Truono is a first-time candidate who was born and raised in Wilmington and spent most of his life in the financial services industry, most recently as Chief Compliance Officer for PayPal. While he’s lived most of his life in Delaware, he’s also spent time in Washington, D.C. in the PayPal job as well as New York City with JP Morgan Chase and American Express.
From the extreme southern end of Delaware near Fenwick Island, Arlett owns a real estate company, is an ordained Christian officiant and onetime Naval reservist, and has represented his district on Sussex County Council since 2014. But there are two things Arlett is more well-known for: he spearheaded the drive to make Sussex County a right-to-work county and, while he’s never undertaken a statewide campaign for himself he was the state chair of Donald Trump’s 2016 Presidential campaign.
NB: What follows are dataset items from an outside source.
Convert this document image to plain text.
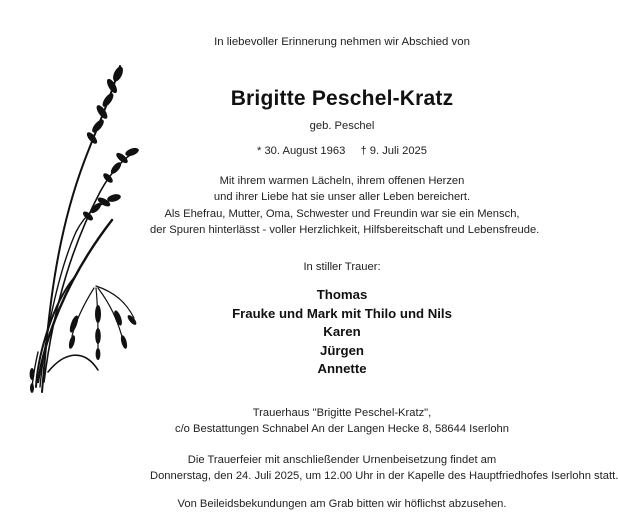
In liebevoller Erinnerung nehmen wir Abschied von
Brigitte Peschel-Kratz
geb. Peschel
* 30. August 1963 † 9. Juli 2025
Mit ihrem warmen Lächeln, ihrem offenen Herzen
und ihrer Liebe hat sie unser aller Leben bereichert.
Als Ehefrau, Mutter, Oma, Schwester und Freundin war sie ein Mensch,
der Spuren hinterlässt - voller Herzlichkeit, Hilfsbereitschaft und Lebensfreude.
In stiller Trauer:
Thomas
Frauke und Mark mit Thilo und Nils
Karen
Jürgen
Annette
Trauerhaus "Brigitte Peschel-Kratz",
c/o Bestattungen Schnabel An der Langen Hecke 8, 58644 Iserlohn
Die Trauerfeier mit anschließender Urnenbeisetzung findet am
Donnerstag, den 24. Juli 2025, um 12.00 Uhr in der Kapelle des Hauptfriedhofes Iserlohn statt.
Von Beileidsbekundungen am Grab bitten wir höflichst abzusehen.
Since it’s highly unlikely De La Fuente will emerge from the primary, the question becomes which of these two conservatives (if either became Senator, it’s likely their actions will fall under the Reagan 80% rule for the other) will prevail. Obviously Truono has the bigger voter base in New Castle County, but he’s laboring as a basic unknown whereas Arlett may have more familiarity with voters around the state as the Trump campaign chair. But would that repel moderate Republicans?
Of the statewide races in Delaware, I think the Senate one is the most likely to not be a snoozer. I’ll be an interested observer, that’s for sure.